Opinión

Cómo puede el sector público impulsar la recuperación

Se ha convertido en una verdad casi incontrovertible que la reforma fiscal es una de las causas del freno económico de los últimos meses.

La mayor parte de los contribuyentes ha sentido este año que hay que pagar más impuestos y por lo tanto, existen menos recursos en manos del sector privado, disponibles para gastar.

Las cifras son elocuentes. Los ingresos tributarios del sector público crecieron en 14.4 por ciento en términos reales en el primer trimestre del año.

Si alguna empresa hubiera aumentado en esa proporción sus ventas, habría hecho fiesta.

El incremento en el llamado sistema renta (ISR más IETU más IDE), que hoy es básicamente el ISR, tuvo un alza anual de 6.9 por ciento en términos reales en el periodo enero-marzo.

Pero el brinco mayor vino en el caso del IVA, sobre todo por la eliminación de la tasa especial en las fronteras. En este caso, el incremento del trimestre es de 17.1 por ciento anual en términos reales.

Pero, como le he comentado en varias ocasiones, hay otro lado de la moneda: los proveedores del sector público.
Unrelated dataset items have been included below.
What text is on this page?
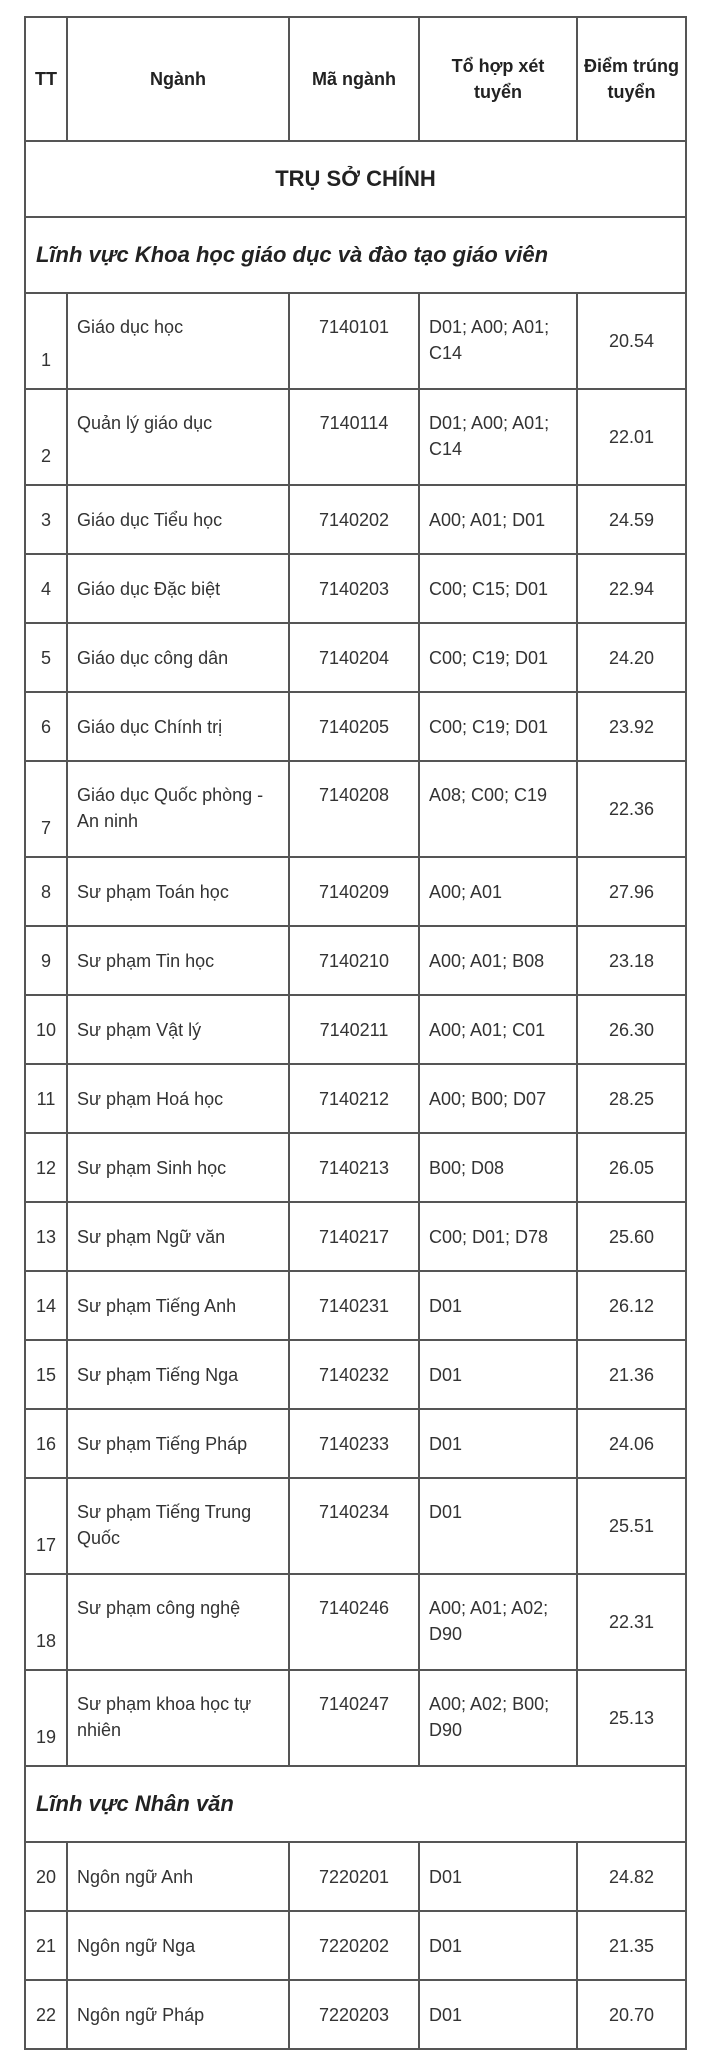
TT	Ngành	Mã ngành	Tổ hợp xét tuyển	Điểm trúng tuyển

TRỤ SỞ CHÍNH				
Lĩnh vực Khoa học giáo dục và đào tạo giáo viên				
1	Giáo dục học	7140101	D01; A00; A01; C14	20.54
2	Quản lý giáo dục	7140114	D01; A00; A01; C14	22.01
3	Giáo dục Tiểu học	7140202	A00; A01; D01	24.59
4	Giáo dục Đặc biệt	7140203	C00; C15; D01	22.94
5	Giáo dục công dân	7140204	C00; C19; D01	24.20
6	Giáo dục Chính trị	7140205	C00; C19; D01	23.92
7	Giáo dục Quốc phòng - An ninh	7140208	A08; C00; C19	22.36
8	Sư phạm Toán học	7140209	A00; A01	27.96
9	Sư phạm Tin học	7140210	A00; A01; B08	23.18
10	Sư phạm Vật lý	7140211	A00; A01; C01	26.30
11	Sư phạm Hoá học	7140212	A00; B00; D07	28.25
12	Sư phạm Sinh học	7140213	B00; D08	26.05
13	Sư phạm Ngữ văn	7140217	C00; D01; D78	25.60
14	Sư phạm Tiếng Anh	7140231	D01	26.12
15	Sư phạm Tiếng Nga	7140232	D01	21.36
16	Sư phạm Tiếng Pháp	7140233	D01	24.06
17	Sư phạm Tiếng Trung Quốc	7140234	D01	25.51
18	Sư phạm công nghệ	7140246	A00; A01; A02; D90	22.31
19	Sư phạm khoa học tự nhiên	7140247	A00; A02; B00; D90	25.13
Lĩnh vực Nhân văn				
20	Ngôn ngữ Anh	7220201	D01	24.82
21	Ngôn ngữ Nga	7220202	D01	21.35
22	Ngôn ngữ Pháp	7220203	D01	20.70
En el trimestre, el gasto neto pagado del gobierno y paraestatales creció en 13.2 por ciento en términos reales. En cifras absolutas, contra el mismo periodo del año anterior, el incremento es de 155 mil millones de pesos, que no es poca cosa.

El problema, como también le hemos comentado aquí, es que es diferente que Hacienda haya asignado ya los recursos, a que las dependencias hayan hecho uso de ellos para pagar a proveedores.

En las mesas en las que se sientan quienes venden bienes y servicios al sector público, el tema es recurrente: ¿y a ti ya te pagaron?

Esa es una pregunta que aparece una y otra vez.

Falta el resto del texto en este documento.